As soon as standards supersede the wishes and needs of the student, the learning game’s been lost. I have invented a new word for it: what learning becomes when students are unwilling to do it but aren't given a choice. It's called "faux learning," or "f'learning." We need to stop thinking that learning can take place if the learner is unwilling. Motivation is a complicated thing, and it's dicey to generalize to this degree, but for the most part, if the learner is unwilling to learn, learning won't take place. How many kids in public education are not learning, but f'learning?

If we toss out the standards, liberate ourselves, as adults, from the notion that there is "stuff" that all kids need to learn; if we lay aside our own personal "sacred cows" of education, do we create a "white space" in our classrooms? A happy nothingness, something like Harry Potter casting an "imperious curse" on his friend Hermione? A void in education, an opportunity for absolutely nothing to take place?

If you take the lessons, the "standards" out of the classroom, what you have is a room full of children.

Do children have standards?

Children have what is inside them; they have the sum total of their 5-17 years of life and experience.
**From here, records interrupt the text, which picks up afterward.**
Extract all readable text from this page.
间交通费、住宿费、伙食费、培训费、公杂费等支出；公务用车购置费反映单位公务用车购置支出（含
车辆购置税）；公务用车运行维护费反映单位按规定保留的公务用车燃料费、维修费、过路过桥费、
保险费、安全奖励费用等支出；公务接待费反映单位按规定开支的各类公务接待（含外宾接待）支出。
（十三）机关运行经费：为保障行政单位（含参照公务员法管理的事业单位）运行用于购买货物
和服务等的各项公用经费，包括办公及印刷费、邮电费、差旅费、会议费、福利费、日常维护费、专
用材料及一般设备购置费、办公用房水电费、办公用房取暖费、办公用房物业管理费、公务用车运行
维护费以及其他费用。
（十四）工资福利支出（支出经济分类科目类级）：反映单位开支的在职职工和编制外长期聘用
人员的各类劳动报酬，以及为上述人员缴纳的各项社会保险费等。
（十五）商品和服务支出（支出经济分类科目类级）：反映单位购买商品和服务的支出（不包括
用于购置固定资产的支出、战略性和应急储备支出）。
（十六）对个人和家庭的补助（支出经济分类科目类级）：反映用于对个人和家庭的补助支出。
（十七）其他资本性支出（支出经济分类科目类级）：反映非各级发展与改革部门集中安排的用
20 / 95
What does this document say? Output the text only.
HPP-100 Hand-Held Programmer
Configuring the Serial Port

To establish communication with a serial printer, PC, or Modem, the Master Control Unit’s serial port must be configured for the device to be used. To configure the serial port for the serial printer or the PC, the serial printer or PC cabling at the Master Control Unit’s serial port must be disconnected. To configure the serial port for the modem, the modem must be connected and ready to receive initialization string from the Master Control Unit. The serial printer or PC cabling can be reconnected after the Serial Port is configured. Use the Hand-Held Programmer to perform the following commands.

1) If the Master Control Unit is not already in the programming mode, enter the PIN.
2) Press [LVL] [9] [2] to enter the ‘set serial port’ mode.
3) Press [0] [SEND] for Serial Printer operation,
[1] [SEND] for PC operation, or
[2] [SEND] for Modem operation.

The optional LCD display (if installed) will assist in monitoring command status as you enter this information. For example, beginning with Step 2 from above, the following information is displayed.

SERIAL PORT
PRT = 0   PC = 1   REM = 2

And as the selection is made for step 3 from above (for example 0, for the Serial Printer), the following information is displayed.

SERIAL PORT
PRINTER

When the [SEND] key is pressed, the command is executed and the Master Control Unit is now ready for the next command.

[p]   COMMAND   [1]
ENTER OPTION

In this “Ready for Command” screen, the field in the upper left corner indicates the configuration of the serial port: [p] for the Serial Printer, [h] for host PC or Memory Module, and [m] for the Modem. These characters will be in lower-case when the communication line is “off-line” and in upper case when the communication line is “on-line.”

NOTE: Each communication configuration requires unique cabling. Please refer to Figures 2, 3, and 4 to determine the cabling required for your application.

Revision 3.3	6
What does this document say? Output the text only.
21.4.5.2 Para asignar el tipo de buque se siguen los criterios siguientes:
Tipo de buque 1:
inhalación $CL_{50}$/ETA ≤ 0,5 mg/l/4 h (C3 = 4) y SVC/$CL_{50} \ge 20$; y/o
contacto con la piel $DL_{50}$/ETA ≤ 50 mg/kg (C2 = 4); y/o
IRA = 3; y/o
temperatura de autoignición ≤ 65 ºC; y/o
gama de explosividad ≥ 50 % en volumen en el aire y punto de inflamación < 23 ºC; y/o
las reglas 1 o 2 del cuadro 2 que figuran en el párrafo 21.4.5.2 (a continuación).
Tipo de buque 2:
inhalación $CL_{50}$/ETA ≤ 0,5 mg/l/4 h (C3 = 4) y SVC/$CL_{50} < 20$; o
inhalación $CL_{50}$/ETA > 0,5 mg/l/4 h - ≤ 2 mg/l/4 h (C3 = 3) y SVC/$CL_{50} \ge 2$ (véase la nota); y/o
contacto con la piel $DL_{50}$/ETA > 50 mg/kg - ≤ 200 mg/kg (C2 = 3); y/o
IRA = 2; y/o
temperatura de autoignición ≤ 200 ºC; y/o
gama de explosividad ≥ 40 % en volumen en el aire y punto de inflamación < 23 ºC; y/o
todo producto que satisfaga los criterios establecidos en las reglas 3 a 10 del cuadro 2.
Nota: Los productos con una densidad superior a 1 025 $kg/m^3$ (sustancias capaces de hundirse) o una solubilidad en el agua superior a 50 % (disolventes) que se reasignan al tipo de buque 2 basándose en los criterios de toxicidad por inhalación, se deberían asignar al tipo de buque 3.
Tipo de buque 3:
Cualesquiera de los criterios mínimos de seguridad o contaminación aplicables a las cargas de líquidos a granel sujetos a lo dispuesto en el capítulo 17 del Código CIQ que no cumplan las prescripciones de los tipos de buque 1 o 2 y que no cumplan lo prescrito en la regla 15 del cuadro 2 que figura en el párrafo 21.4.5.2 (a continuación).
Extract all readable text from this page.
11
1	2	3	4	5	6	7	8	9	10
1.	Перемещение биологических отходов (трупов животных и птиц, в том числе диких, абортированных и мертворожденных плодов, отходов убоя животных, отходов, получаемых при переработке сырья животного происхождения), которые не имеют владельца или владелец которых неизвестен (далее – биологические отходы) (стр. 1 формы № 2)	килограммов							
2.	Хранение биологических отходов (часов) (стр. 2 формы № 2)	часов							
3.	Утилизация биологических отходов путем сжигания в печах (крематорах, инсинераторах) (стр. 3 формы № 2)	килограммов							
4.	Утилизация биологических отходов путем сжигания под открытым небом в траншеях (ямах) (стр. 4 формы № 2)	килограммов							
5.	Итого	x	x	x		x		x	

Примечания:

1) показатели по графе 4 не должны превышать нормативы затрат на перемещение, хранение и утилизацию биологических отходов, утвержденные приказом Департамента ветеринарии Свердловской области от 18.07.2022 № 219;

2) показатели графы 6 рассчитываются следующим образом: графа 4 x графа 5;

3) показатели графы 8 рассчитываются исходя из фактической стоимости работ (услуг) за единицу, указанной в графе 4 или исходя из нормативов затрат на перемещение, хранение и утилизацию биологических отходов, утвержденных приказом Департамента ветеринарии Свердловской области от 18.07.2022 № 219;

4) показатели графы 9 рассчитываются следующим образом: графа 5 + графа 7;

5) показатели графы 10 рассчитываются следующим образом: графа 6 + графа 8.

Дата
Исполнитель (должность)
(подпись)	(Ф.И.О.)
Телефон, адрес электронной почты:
Their learning standards begin with who they are. If we acknowledge that a child is a fully-actualized human being, then who they are and what they do and know RIGHT NOW matters as much to them and to their world as that of any 45-year-old. They can progress from there to the people they see themselves becoming. So the standards they have "accomplished" or "mastered," (to use the nomenclature of the standards-based system) are what they know, what they fully understand. Their expertise; their passion.

Standards should be about children. Their "course of study" should start with who they are. What is a student's goals for personal success? Let's create that document, the Personal Success Plan, when they are in Kindergarten; let's work on it continually over the next 12 years, and let's make it the foundation of their activities. Their "standards." The working document of their journey through learning.